Tanpa menunggu siapapun, kau berjalan keluar setelah mengembalikan gelas wine ke tempatnya. Menyelinap diantara orang-orang berbaju mahal, dirimu semakin mual. Begitu mencapai pintu, sekilas matamu menangkap seorang pria diatas sofa, duduk diam dengan tatapan fokus pada panggung. Dan untuk pertama kalinya, kau merasa duniamu berhenti berputar.

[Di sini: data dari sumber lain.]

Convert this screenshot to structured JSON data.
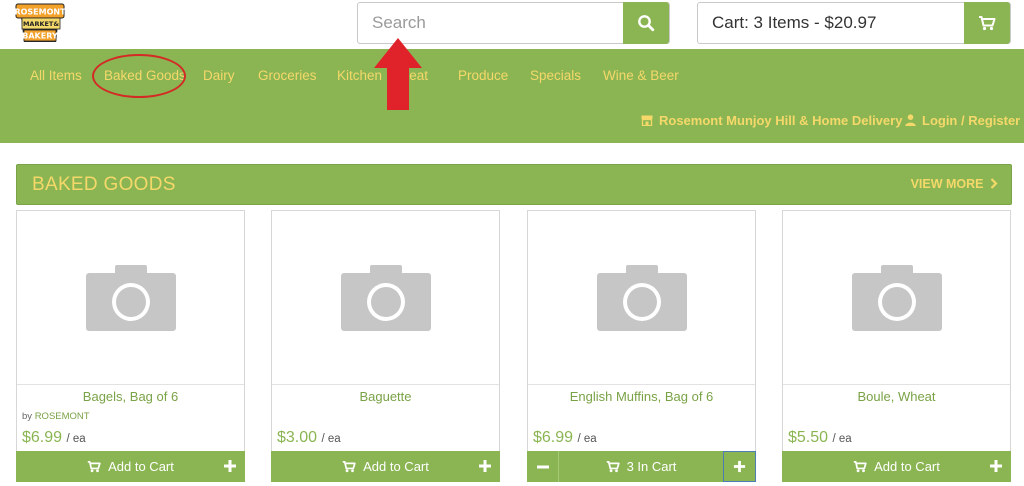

Gerakan pria itu seperti slow motion dalam film. Membisikkan sesuatu pada rekan disebelahnya yang langsung menyebutkan nominal demi mendapatkan kalung berlian.
"Dua juta dollar untuk sebuah kalung berlian... dan wanita diujung sana."
Pandangan pria itu tertuju padamu, kemudian menjadi tumpukan mata seluruh tamu diruangan. Tapi bagimu hanyalah angin lalu karena ketika kedua matamu bertemu dengan mata pria tersebut, jantungmu seakan hendak meledak. Gemuruh dalam perut menggoyahkan akal pikiran. Satu hal yang kau tahu... kau jatuh cinta.
Akan tetapi, kau bukan putri dongeng. Cinta pada pandangan pertama terhadap pangeran tidak pernah berjalan lancar. Itu semua hanya cerita. Fakta yang langsung menohok dirimu sendiri.
Dibalut tatapan seluruh tamu, kau berjalan keluar. Meninggalkan cinta pertama yang tidak berhasil.
Letih seakan menumpuk dibahumu. Sepanjang hari berjaga di toko menguras tenaga, walaupun kau lebih banyak duduk di meja kasir. Biasanya kau akan berganti shift, tetapi salah seorang rekan mendapat halangan dan membuatmu mendapat double shift.
Berjalan menuju flat dengan tertunduk, kau sudah hapal dimana seharusnya kau berhenti. Pintu paling ujung menjadi tujuanmu. Rumah kecil yang nyaman. Tapi sebelum sampai pada pintu, kau ditampakkan dua buah kaki bersampingan dengan pot bougenville kesukaanmu.
"Apa kau biasa pulang selarut ini?"
Kau terkejut ketika dua kaki itu bersuara. Sontak kepalamu terngadah dan membuatmu lebih terkejut lagi. Pria di pesta amal!
"Hai... mungkin aku sedikit mengejutkanmu," ujarnya. Kau hanya diam. Sepertinya banyak terkejut. Dalam keterkejutan, akalmu kembali mengguncang sadar bahwa pangeran hanya ada dalam dongeng. Dunia nyata tidak pernah menciptakan pangeran.
Mengabaikan si pria, kau justru memasukkan kunci dalam lubangnya. Begitu suara cklek terdengar, kau membuka pintu tanpa menoleh ke belakang. Namun ketika pintu hendak ditutup, kau merasa kesusahan. Si pria menahan daun pintu dengan tangannya.
"Kau pergi begitu saja malam itu," ucap si pria tiba-tiba. Mau tak mau kau membalas ucapannya, walaupun masih berusaha mengabaikan kontak mata yang membuatmu sakit perut.
"Aku tidak pantas berada disana," balasmu.
"Tidak ada yang peduli dengan hal itu."
"Ya, dan aku peduli."
Sekali lagi si pria menahan daun pintu ketika kau berusaha untuk menutup pintu secara paksa.
"Biarkan aku berbicara denganmu."
"Maaf, tapi seorang pangeran tidak pantas berada di sebuah gubuk tua. Kau seharusnya tidak berada disini."